Management et sorcellerie

, par Jean-Baptiste Bertrand

Une simple case à signer. Voilà ce qui demeurait à accomplir pour conclure ces entretiens annuels d’évaluation un peu difficiles où j’avais dû clairement insister sur des « objectifs de progrès attendus ». Et voici que mes agents s’entêtaient à refuser de signer. J’avais une furieuse envie de leur dire franchement que nous n’étions pas dans une négociation mais dans une relation hiérarchique où il leur était simplement demandé de viser le document.

Et pourtant, ils avaient raison. Inconsciemment, ils ont perçu la nature originelle de ce type de document qui a été pensé et diffusé dans les organisations comme la déclinaison ultime d’une logique contractuelle. L’employé doit lui aussi s’engager, signer sa volonté d’atteindre les objectifs assignés. Cette procédure visait en réalité à faire signer un pacte.

Et pourtant, j’avais sans doute raison. Le meilleur moyen de briser cette obligation de serment est de la dégrader au stade de simple visa. Et ainsi de revenir à une relation hiérarchique avec ses hauts et ses bas, mais au cœur de laquelle on pouvait garantir le respect de celui ou celle que l’on avait en face de soi.

« Ne jurez pas. » Cette injonction du sermon sur la montagne (Mt 5, 33-37), Léon Tolstoï lui accorde toute son importance parce que, plus que quiconque, il perçoit son impact sur les pratiques des puissances : l’État, l’armée et pourquoi pas l’entreprise. « Tout serment est extorqué de l’homme dans un but diabolique » ( Ce que je crois ).
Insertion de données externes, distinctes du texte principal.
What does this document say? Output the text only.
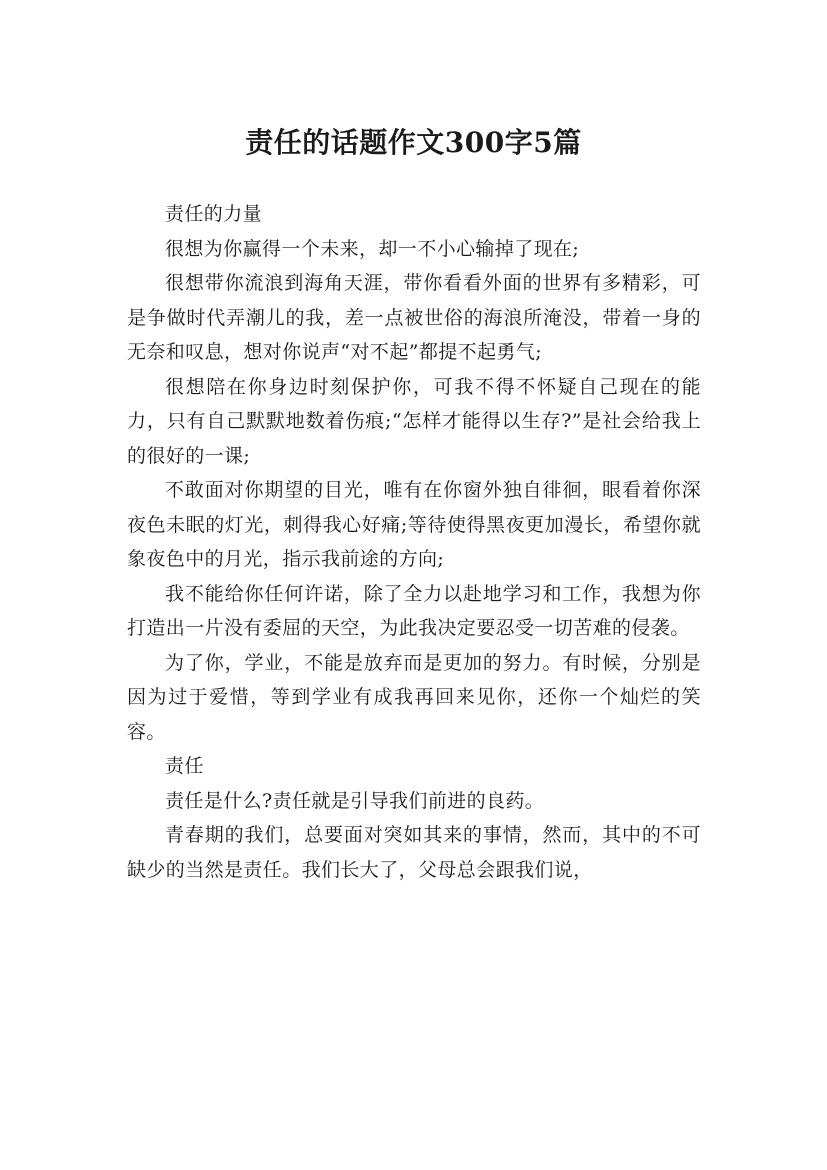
责任的话题作文300字5篇

责任的力量

很想为你赢得一个未来，却一不小心输掉了现在;

很想带你流浪到海角天涯，带你看看外面的世界有多精彩，可是争做时代弄潮儿的我，差一点被世俗的海浪所淹没，带着一身的无奈和叹息，想对你说声“对不起”都提不起勇气;

很想陪在你身边时刻保护你，可我不得不怀疑自己现在的能力，只有自己默默地数着伤痕;“怎样才能得以生存?”是社会给我上的很好的一课;

不敢面对你期望的目光，唯有在你窗外独自徘徊，眼看着你深夜色未眠的灯光，刺得我心好痛;等待使得黑夜更加漫长，希望你就象夜色中的月光，指示我前途的方向;

我不能给你任何许诺，除了全力以赴地学习和工作，我想为你打造出一片没有委屈的天空，为此我决定要忍受一切苦难的侵袭。

为了你，学业，不能是放弃而是更加的努力。有时候，分别是因为过于爱惜，等到学业有成我再回来见你，还你一个灿烂的笑容。

责任

责任是什么?责任就是引导我们前进的良药。

青春期的我们，总要面对突如其来的事情，然而，其中的不可缺少的当然是责任。我们长大了，父母总会跟我们说，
L’enracinement théologique de cette injonction est définitif, pour Tolstoï : on ne peut servir deux maîtres et justement le pouvoir d’État tente de lier les hommes par des serments d’allégeance. La perspective de Tolstoï est libertaire et antimilitariste. A l’appui de son propos, il cite l’adresse du Kaiser Guillaume à ses soldats : « Vous m’avez juré fidélité […] : cela signifie que vous êtes à présent mes soldats, que vous vous êtes donnés à moi, corps et âme ». ( Le Royaume des Cieux est en vous ).

Si le management contractuel utilise le pacte, le management par les valeurs conduit aussi bien à certaines manipulations, à l’image des séminaires de formation entourant la mise en œuvre d’une « charte des valeurs de l’entreprise ». Concluons cependant sur une dernière forme de manifestation de la sorcellerie dans le management, à savoir la possession.

Très vite après l’apparition des formes d’organisation taylorienne du travail, celles-ci ont été critiquées comme conduisant à la déshumanisation des ouvriers et des ouvrières, au cœur de la chaîne de travail. Un certain nombre d’acquis sociaux et la sociabilité des travailleurs préservaient tout du moins une parcelle d’autonomie.

Depuis plusieurs années, de nouvelles formes organisationnelles apparaissent, sur le modèle des centrales d’appels téléphoniques, où la capacité relationnelle des travailleurs est requise mais où elle est strictement encadrée par des phrases stéréotypées, des possibles pré-écrits. Jusqu’au nom du travailleur qui est contrefait. A la différence des anciennes organisations tayloriennes, l’entière attention psychique de l’ouvrier est requise et orientée sur le processus. L’organisation rationnelle et technicienne du travail peut enfin revendiquer jusqu’à la possession totale de l’âme du travailleur.